Prompt and effective on-demand treatment is critical in hereditary angioedema (HAE). Although multiple on-demand therapies are available, including recombinant human C1 esterase inhibitor (rhC1-INH) and sebetralstat, no head-to-head efficacy trials exist.

Methods

A series of indirect treatment comparisons evaluated the relative efficacy of US Food and Drug Administration-approved doses of intravenous rhC1-INH (50 U/kg for patients weighing < 84 kg; 4200 U otherwise) vs oral sebetralstat (600 mg) for the on-demand treatment of HAE attacks. Patient-level data from rhC1-INH trials (C1 1310, C1 1205, and C1 1304 [placebo only]) were reweighted to match aggregate baseline characteristics (i.e., prophylaxis use, pooled attack location) from the sebetralstat KONFIDENT trial; matching variables were identified from a validated, clinician-informed study of treatment effect modifiers. In the primary analysis, time to complete resolution (TTCR) and redosing were compared using unanchored matching-adjusted indirect comparisons. TTCR subgroup analyses were performed for variables not matched for in the primary analysis due to population differences (i.e., attack severity, time to treatment). Scenario and sensitivity analyses were performed to support TTCR results; a scenario analysis was performed to support redosing results. Hazard ratios (HRs) and odds ratios (ORs), with 95% confidence intervals (CIs), were estimated using a weighted Cox proportional hazards model and a weighted logistic regression model, respectively.

Results

In the primary analysis, rhC1-INH was associated with a statistically significant 4.5-fold increased likelihood of achieving complete resolution (HR 4.52; 95% CI 2.84–7.18) and a significant 82% reduction in redosing (OR 0.18; 95% CI 0.06–0.53) vs sebetralstat.
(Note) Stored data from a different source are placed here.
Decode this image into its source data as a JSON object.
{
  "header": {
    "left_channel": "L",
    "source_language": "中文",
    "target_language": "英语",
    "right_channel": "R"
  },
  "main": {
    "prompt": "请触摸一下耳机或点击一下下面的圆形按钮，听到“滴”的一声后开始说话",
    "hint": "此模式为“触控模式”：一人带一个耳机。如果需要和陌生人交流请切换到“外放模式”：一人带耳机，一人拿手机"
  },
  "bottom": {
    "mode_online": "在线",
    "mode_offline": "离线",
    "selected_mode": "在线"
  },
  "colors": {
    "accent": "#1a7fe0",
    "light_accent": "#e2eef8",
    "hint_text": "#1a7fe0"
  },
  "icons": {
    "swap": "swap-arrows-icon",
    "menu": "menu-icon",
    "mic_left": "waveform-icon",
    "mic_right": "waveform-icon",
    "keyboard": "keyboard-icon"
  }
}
Similar results for TTCR were observed in subgroup analyses of patients with severe/very severe baseline attacks and patients receiving earlier treatment (within the median time to treatment). Scenario and sensitivity analyses confirmed the robustness of these findings.

Conclusions

rhC1-INH provides significantly faster symptom resolution and lower redosing rates vs sebetralstat.